• RedDawn [he/him]
    ·
    4 years ago

    You could apply it as easily to the American Revolution or the French Revolution or the Iranian Revolution as to the Soviets.

    Not really. In fact that’s why he had trouble getting it published, because it was very clearly about the Soviets specifically, and really doesn’t carry any sort of generalized message. And he was trying to publish this specifically anti-Soviet work during WW2 while the Soviets were saving the world from fascism.

    The publisher wrote to Orwell, saying:[51]

    If the fable were addressed generally to dictators and dictatorships at large then publication would be all right, but the fable does follow, as I see now, so completely the progress of the Russian Soviets and their two dictators [Lenin and Stalin], that it can apply only to Russia, to the exclusion of the other dictatorships.

    Another thing: it would be less offensive if the predominant caste in the fable were not pigs. I think the choice of pigs as the ruling caste will no doubt give offence to many people, and particularly to anyone who is a bit touchy, as undoubtedly the Russians are.

    • zifnab25 [he/him, any]
      ·
      4 years ago

      In fact that’s why he had trouble getting it published, because it was very clearly about the Soviets specifically, and really doesn’t carry any sort of generalized message.

      I can't speak to why people who turned him down to publish rejected his copy, but there was no shortage of Churchill-friendly anti-com publishers in England in the 1940s. And as to it being "clearly about the Soviets", the main character was explicitly named "Napoleon". You don't get much more allegorical to the French Revolution than that. What's more, "Napoleon" had become a stand-in figure for virtually every demagogue of the late-19th and early-20th century. A latter-day Hitler, in his evocation. This wasn't particular to Orwell.

      If you get a bit further in the wiki you reference, you'll even run into one such cartoonist - Sir David Alexander Cecil Low - who enjoyed significant prestige and held no qualms about trashing any of Europe's leading WW2 combatants. Orwell being a liberal snitch and Americans pivoting into a full Red Scare during the 50s helped establish the book as an anti-Communist polemic. But the major themes of the novel are hardly critical of Marxist-Leninist ideology. Nor are the events depicted somehow unique to the Russian Revolution. In fact, one might find special irony in the CIA attempting to distribute copies east of the Iron Curtain during the 1950s if one were to hold up the story relative to the rise of the modern American police and surveillance "Deep State".

      • RedDawn [he/him]
        ·
        edit-2
        4 years ago

        Napoleon is very clearly Joseph Stalin, and only Joseph Stalin, literally everything that happens in the book is a 1:1 parallel (highly editorialized to be anti-whatever the Soviets did) to some event that took place in the Soviet Union specifically, so no, you can absolutely not “just as easily” read it as the French or American or any other revolution, it is only about the USSR. I think you really need to read it again if you actually believe what you’re saying.

        • Audeamus [any]
          ·
          4 years ago

          IMO Orwell meant to criticize the USSR, but the result is allegorical/general enough that it stands as its own story, better in fact than it works a criticism of the USSR.

          It's also not an anti-Marxist book, because it criticizes the betrayal of the revolution, not the revolution itself, which is a triumph over the exploiters.

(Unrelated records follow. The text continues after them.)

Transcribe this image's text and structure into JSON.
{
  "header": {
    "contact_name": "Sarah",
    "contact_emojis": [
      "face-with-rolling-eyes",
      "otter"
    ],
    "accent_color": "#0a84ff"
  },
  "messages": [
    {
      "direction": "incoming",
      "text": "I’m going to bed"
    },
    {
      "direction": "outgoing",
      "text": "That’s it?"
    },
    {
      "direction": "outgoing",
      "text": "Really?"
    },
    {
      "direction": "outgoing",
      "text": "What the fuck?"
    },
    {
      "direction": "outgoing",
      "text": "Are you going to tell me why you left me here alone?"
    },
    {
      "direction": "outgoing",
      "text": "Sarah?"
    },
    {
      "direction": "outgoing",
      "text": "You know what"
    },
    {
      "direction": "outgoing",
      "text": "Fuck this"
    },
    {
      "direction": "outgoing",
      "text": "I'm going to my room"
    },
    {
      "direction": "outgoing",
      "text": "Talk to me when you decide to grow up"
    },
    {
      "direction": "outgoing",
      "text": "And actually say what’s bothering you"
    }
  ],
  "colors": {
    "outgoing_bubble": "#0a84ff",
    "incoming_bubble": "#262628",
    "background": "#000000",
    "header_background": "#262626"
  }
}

Gorbachyov/the Communist Party revisionists are the pigs who started to walk on two feet, not Stalin.

        • zifnab25 [he/him, any]
          ·
          4 years ago

          Napoleon is very clearly Joseph Stalin, and only Joseph Stalin, literally everything that happens in the book is a 1:1 parallel

          That's definitely the Americanized spin on it, yes. The book is basically introduced as "Russian History 101", and you'll fail the class if you don't regurgitate this line just like all the other sheep in the classroom.

          you can absolutely not “just as easily” read it as the French or American or any other revolution

          Not when the curriculum is being written up by the CIA, no. But the comparison of the revolution to failures in France and Spain are easy enough to make. As someone who watched the Spanish Civil War rapidly deteriorate into factionalist conflicts between Stalinists and Trotskyists, only for the rebellion to be quashed by a fascist dictatorship, Orwell had a front line view of leftist infighting and betrayal to inform his worldview.

          Of course, the American government wasn't in the business of stirring up antipathy towards Franco's Spain. So you'll never get a tight 1:1 reading in an effort to denounce fascism in Western Europe that's offered up by a Reagan-Era school teacher.

          • RedDawn [he/him]
            ·
            4 years ago

            No, that’s not an Americanized spin, that’s just how the book is written. You’d be throwing your back out with all the reaching you’d have to do to relate the events in the book to other revolutions, because it was specifically written to be anti-Stalin. Who is Snowball if you’re talking about the American or French Revolutions? Who’s Frederick, what’s the windmill and the collapse of the windmill representative of?